Unspun’s alter ego had his five micro-seconds of fame in the Malaysian newspaper The Star this morning. And since Unspun’s an advocate that bloggers mainly put a context to news items let me put the context on the news item below.
The Printing Presses and Publications Act in Malaysia is a law that successive Malaysian governments have used as one of their instruments of controlling the Press. Essentially it requires any news publication to seek a license from the Government before they can be published. As such the Government can threaten what it considers uncooperative media houses with revoking the license unless they toe the line.
The Act has been around for decades and used mainly to get the editors to self-censor their contents. Why there is now talk of repealing the act is that the Malaysian Government coalition which comprises Umno (Malay-based) and the Malaysian Chinese Association is in, to put it mildly, in deep poo pooh. Voter support has been dropping drastically and they face an upcoming general election.
In deepest poo pooh is the leader of Umno and the government coalition, Najib Abdul Rahman, who is also the Prime Minister. He’s a well-meaning enough person but weak in character and political clout. Observers say he realizes that the government is unpopular because of the rampant corruption within its ranks, and he genuinely wants to change the way things are done. But he’s held ransom by the Umno chieftains who have for too long grown fat on the largest of office and would not let anything tip their applecart.
So poor Najib has been forced to seek help from all sorts of sources to boost his popularity that would make a snake oil salesman seem respectable. He, for instance, once appointed APCO to boost his image. That got nowhere fast. In a fit of desperation he even tried to make himself look “young and cool” by pulling a prank on a DJ (Imagine Najib going: “Ha! Punk’d you”). All it did was to make him look as ridiculous as a middle-aged man trying to look hip and cool in a florid Versace shirt, tight pants and white shoes.
His latest desperate gambit was to present himself as a reforming politician, so me mooted the idea of repealing the much hated Printing Presses and Publications Act.
In not as deep, but deep enough, poo poo are his cohorts in the Malaysian Chinese Association. This political party was supposed to represent the interests of the Chinese in Malaysia but after the first generation of leaders what they did was to represent their own business interests best. Riddled by factional in-fighting and a slew of uncharismatic leaders, the MCA also has seen its support from the Chinese community dwindle.
So now, also in a fit of desperation, they have taken to making a virtue of necessity and have come up with a New Deal Manifesto in which it hopes to be seen as a champion of a more democratic Malaysian society by calling for an abolition of the Printing Presses Act.
This is all political opportunism that is unconvincing to anyone who knows anything about malaysian politics and the Malaysian Press.
The Act is but one of the instruments of control used by the government. The other instruments are the Internal Security Act (there is also talk of abolishing it, to be replaced by an Anti-Terrorist Act), the Police, the Judiciary, political patronage (just try to name any chief editor in any major Malaysian media that is politically unfettered), self-censorship and coziness (as in junkets and golf games).

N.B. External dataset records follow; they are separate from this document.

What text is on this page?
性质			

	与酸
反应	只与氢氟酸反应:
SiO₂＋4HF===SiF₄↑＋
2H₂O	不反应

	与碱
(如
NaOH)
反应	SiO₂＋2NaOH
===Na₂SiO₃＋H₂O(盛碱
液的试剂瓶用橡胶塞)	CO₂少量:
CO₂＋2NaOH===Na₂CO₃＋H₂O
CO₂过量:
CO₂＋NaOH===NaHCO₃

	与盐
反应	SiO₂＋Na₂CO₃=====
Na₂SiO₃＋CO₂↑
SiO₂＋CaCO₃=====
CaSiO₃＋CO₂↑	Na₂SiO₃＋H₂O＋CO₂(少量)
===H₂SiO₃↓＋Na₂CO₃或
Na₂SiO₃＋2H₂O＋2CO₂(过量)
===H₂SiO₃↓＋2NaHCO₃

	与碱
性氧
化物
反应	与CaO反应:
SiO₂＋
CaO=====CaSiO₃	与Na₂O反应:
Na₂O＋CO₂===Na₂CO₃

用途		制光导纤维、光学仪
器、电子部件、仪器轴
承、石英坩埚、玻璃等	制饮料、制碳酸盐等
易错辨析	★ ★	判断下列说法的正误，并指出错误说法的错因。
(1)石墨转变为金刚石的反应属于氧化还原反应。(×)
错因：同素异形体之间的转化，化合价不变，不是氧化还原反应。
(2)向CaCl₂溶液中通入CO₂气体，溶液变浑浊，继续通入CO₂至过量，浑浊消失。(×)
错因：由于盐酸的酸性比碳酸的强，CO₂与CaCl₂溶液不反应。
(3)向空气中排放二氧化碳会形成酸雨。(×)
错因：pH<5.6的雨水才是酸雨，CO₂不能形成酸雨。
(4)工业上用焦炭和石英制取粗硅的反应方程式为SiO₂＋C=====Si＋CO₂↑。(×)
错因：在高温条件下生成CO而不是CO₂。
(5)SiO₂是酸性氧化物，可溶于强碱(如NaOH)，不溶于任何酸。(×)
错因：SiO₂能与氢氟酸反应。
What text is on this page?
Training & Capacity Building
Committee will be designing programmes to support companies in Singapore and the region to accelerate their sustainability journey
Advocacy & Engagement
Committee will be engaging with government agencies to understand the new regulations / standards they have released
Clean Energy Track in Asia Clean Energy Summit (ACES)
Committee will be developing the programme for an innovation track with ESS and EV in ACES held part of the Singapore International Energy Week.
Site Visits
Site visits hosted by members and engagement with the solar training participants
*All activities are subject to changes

Moreover, the Malaysian Press has been so neutered in the past decade or so that it is difficult to imagine it nurturing anyone with the integrity, calibre and courage to make use of whatever freedoms the abolition of the Act may bestow to run a kick-ass newsroom.
So take it for what the hullabaloo about the abolition of the Printing Presses and Publications Act really is: desperate political gambits by politicians who are fast losing ground. That’s Unspun’s context on the news anyway. You might want to peruse the actual news itself below:
Under its New Deal manifesto, the MCA is calling for the Printing Presses and Publications Act to be abolished to allow free flow of information.
IT is not the easiest of times to be a print journalist in Malaysia. While foreign journalists dodge bullets in the Middle East, over here, print journalists are dodging restrictions from the Printing Presses and Publications Act (PPPA) and blows from a critical public hungry for a free press.
The choice is for online news, blogs and social media which are not subject to the Act and thus enjoy greater freedom. But for Malaysians, the print media is rendered more pro-establishment while the alternative media is deemed more pro-opposition…
…Ong Hock Chuan, a Malaysian communications consultant and blogger based in Indonesia where the press enjoys unfettered freedom cautions against equating bloggers with journalists.
“Journalists usually come up with the news, bloggers add a context (a comment, criticism) to the news – similar but different functions in the flow of information,” says Ong.
A free press, adds Ong, does not instantly produce good journalism as it requires a combination of factors.
“Good journalism is a complex mix of factors – ownership, owner’s vision and philosophy, calibre, integrity and courage of editors are some of the main factors to consider.”